Liberals promise to target tax avoidance
Trudeau said the government wouldn't tolerate "sophisticated tax planning or profit-sharing" by companies looking to dodge the new measures. He promised new "targeted anti-avoidance rules" to ensure the companies pay what the Liberals want them to pay.
The party is also promising to enhance the powers of the federal Financial Consumer Agency of Canada to better police "excessive" fees charged to customers and to ensure the cost of the new corporate tax measures is "not passed on to consumers."
NDP Leader Jagmeet Singh has been pushing Trudeau to rein in what the banks can charge their customers during this health crisis. The party has asked the government to try to temporarily block the banks from charging interest on mortgages and cut credit card fees paid by small businesses for payment processing.
The NDP has long proposed a system of postal banking to bring financial services to rural and remote communities where the big banks have closed branches.

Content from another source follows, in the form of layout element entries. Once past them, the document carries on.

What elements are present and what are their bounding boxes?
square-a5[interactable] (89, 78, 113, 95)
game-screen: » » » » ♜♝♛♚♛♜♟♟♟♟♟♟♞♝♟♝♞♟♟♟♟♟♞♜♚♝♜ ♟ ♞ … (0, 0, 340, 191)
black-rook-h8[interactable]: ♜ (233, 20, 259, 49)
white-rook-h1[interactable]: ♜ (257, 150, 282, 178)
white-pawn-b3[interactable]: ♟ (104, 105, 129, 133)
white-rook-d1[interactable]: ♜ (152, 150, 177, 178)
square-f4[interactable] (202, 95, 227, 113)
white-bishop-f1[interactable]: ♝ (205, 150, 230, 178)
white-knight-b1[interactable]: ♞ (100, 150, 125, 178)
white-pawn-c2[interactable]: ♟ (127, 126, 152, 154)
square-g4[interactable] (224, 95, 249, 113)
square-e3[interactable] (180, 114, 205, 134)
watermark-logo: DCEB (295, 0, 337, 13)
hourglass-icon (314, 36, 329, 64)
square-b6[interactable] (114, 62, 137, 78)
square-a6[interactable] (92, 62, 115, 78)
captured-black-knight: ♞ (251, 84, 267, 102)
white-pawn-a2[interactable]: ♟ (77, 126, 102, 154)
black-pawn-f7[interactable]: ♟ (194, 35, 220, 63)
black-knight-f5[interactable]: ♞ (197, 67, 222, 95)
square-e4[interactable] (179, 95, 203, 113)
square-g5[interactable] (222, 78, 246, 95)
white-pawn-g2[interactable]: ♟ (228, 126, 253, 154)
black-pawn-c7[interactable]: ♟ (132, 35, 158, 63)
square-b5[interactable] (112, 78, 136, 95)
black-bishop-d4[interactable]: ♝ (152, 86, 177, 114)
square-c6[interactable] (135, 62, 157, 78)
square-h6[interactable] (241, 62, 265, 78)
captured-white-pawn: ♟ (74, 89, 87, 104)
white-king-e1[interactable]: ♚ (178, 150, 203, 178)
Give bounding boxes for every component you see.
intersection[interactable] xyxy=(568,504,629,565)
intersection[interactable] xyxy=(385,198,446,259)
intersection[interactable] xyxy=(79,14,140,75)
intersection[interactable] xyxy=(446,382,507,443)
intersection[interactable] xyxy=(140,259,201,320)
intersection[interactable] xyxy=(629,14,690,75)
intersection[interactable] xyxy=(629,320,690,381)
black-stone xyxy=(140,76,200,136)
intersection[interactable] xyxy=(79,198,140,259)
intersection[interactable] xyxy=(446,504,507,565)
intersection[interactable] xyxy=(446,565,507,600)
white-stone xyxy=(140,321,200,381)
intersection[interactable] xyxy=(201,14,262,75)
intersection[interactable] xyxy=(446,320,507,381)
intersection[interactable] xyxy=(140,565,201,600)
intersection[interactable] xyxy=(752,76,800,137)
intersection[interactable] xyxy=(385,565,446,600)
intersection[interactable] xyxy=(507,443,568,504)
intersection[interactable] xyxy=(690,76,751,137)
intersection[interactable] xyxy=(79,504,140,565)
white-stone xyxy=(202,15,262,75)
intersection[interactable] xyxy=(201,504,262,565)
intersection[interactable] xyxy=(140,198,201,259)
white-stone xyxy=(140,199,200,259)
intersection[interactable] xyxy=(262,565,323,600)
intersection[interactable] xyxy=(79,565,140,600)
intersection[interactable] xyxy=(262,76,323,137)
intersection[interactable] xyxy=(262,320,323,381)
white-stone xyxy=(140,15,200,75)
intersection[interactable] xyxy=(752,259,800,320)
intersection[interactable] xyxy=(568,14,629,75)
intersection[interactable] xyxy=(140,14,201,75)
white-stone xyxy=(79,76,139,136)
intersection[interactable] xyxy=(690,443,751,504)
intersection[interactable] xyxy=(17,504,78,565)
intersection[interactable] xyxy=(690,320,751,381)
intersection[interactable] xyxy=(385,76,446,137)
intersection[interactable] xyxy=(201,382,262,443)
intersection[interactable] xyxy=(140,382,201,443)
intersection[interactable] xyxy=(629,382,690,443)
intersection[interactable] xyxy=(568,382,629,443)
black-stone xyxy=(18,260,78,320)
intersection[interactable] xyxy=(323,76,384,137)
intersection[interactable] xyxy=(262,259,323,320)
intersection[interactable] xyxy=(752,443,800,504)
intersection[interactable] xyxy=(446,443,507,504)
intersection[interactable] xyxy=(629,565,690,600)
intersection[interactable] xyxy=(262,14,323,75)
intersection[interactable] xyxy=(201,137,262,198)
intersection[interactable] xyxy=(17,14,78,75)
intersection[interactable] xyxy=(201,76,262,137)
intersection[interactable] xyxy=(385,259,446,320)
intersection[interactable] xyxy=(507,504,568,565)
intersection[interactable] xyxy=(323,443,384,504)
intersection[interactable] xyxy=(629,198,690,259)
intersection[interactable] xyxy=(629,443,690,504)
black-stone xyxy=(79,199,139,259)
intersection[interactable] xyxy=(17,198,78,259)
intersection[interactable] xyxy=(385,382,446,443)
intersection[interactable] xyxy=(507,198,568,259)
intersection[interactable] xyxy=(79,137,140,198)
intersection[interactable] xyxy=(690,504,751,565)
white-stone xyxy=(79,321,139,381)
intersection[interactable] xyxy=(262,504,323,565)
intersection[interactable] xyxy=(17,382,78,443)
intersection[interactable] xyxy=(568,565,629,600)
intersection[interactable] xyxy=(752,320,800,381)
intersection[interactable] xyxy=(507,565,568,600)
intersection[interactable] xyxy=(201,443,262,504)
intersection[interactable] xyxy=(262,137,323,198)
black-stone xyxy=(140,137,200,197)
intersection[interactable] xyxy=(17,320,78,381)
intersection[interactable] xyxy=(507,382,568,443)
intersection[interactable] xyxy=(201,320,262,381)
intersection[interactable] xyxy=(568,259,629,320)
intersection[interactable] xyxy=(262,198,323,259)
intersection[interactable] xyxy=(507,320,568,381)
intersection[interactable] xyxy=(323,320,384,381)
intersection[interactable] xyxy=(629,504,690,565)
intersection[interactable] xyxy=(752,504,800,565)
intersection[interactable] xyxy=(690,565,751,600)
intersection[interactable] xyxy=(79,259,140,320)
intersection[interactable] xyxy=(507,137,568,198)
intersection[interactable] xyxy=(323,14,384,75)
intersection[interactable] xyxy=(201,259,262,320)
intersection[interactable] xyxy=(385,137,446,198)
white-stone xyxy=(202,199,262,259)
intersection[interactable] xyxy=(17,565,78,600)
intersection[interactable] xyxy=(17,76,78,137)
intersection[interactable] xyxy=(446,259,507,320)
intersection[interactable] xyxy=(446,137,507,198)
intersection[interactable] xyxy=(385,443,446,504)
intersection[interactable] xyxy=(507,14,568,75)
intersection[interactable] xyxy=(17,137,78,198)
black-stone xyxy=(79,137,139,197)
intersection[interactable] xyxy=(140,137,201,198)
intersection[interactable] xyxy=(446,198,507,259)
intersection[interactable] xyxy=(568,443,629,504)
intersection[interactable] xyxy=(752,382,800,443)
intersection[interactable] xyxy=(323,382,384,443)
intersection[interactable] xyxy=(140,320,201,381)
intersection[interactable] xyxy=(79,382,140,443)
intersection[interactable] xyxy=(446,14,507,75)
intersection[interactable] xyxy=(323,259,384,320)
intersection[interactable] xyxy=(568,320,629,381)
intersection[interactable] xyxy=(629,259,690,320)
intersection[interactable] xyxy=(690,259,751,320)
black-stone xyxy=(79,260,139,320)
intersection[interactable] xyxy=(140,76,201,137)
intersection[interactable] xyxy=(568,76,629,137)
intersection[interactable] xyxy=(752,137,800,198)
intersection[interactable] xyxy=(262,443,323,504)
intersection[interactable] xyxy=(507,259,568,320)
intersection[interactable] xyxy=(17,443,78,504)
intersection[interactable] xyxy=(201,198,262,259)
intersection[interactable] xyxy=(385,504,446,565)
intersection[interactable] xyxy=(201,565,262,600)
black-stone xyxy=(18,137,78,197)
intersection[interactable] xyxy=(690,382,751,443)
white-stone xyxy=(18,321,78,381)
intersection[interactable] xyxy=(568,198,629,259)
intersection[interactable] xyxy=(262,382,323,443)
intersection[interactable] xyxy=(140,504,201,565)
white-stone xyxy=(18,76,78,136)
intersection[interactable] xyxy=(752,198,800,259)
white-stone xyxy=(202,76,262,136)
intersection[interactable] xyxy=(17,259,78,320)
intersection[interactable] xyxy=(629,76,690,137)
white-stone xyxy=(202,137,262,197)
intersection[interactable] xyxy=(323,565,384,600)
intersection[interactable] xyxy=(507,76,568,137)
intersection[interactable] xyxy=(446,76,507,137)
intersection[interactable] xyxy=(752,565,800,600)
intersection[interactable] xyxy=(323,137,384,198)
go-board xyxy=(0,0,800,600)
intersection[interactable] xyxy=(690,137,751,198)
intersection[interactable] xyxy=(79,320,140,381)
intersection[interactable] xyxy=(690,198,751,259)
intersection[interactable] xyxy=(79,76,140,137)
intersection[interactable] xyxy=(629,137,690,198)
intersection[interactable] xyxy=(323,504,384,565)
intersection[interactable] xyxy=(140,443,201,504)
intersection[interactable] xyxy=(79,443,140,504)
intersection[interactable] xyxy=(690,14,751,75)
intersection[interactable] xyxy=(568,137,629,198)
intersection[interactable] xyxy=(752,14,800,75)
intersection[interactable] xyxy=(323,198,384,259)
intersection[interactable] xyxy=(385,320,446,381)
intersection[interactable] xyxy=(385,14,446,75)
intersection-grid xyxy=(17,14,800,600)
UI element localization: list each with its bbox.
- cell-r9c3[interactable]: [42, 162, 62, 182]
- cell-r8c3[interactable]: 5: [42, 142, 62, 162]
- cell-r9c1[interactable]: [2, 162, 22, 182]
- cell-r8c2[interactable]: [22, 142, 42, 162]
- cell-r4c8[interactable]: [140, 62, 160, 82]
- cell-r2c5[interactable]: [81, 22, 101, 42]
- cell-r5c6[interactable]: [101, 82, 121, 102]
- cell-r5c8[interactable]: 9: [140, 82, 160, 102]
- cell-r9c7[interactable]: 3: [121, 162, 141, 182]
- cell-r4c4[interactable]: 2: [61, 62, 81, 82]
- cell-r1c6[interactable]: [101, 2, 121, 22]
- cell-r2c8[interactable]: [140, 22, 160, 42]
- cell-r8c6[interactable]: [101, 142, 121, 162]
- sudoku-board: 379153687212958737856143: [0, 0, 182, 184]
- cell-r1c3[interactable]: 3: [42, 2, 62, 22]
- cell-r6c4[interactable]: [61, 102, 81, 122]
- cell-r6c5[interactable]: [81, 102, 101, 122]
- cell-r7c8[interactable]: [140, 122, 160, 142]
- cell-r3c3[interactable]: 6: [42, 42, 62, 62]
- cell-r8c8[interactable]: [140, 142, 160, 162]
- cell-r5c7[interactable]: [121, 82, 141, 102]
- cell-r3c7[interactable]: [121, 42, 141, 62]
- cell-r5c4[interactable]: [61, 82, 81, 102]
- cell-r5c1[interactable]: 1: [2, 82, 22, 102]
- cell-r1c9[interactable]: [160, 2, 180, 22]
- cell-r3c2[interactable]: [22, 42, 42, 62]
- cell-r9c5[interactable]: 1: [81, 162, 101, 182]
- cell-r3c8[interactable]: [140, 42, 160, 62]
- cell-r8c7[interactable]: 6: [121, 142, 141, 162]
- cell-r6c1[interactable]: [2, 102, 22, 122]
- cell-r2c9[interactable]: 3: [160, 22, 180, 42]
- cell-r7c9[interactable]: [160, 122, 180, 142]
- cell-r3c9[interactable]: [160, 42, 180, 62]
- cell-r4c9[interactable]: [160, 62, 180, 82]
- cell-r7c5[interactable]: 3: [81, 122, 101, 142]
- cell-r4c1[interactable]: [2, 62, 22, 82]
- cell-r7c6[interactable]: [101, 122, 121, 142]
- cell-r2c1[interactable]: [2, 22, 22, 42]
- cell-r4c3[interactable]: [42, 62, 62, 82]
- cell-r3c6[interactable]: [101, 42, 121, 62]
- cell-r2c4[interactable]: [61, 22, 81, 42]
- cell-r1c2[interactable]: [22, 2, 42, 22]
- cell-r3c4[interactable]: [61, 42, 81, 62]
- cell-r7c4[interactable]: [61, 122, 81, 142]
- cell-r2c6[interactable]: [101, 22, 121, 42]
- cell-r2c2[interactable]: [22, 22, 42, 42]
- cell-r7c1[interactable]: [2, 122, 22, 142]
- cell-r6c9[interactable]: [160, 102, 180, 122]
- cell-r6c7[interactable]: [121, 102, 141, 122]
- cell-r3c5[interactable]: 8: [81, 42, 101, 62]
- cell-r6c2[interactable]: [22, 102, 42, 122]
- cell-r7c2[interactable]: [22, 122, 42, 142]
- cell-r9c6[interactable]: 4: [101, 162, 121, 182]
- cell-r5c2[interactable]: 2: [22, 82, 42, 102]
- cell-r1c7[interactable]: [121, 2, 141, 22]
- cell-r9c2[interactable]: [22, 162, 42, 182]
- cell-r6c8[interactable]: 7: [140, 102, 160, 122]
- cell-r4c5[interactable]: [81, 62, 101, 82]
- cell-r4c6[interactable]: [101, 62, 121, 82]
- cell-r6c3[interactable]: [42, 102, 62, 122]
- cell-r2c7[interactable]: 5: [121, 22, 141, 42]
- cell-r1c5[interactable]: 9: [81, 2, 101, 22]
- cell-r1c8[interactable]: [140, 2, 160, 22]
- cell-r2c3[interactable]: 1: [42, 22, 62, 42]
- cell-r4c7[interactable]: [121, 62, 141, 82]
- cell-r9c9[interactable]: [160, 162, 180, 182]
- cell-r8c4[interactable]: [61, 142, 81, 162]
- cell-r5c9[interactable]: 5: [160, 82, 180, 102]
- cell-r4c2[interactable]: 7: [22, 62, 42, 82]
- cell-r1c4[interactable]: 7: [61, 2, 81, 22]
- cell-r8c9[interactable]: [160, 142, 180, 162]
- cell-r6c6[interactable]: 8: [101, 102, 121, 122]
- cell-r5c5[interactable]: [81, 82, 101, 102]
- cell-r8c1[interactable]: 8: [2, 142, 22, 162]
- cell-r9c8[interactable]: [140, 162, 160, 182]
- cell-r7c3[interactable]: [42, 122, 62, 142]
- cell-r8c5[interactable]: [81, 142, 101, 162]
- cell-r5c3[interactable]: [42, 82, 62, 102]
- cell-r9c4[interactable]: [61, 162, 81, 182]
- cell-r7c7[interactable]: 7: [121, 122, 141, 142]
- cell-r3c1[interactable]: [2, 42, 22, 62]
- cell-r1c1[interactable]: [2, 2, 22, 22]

The party wants Canada Post to offer everyday banking services like chequing and savings accounts — a model that is used in countries like Italy and New Zealand — to challenge big financial institutions like BMO, CIBC, RBC, Scotiabank and TD.
The party's platform also includes a promise to force financial advisers to offer advice that's in their clients' best financial interest rather than that of "the bank's bottom line."
Conservative Leader Erin O'Toole has also promised to take on the big banks. In the platform released last week, the party promised a Conservative government would bring in legislation to allow for more banking competition by "fintech companies," order the Competition Bureau to investigate bank fees and require more transparency for investment management fees so "seniors and savers don't get ripped off."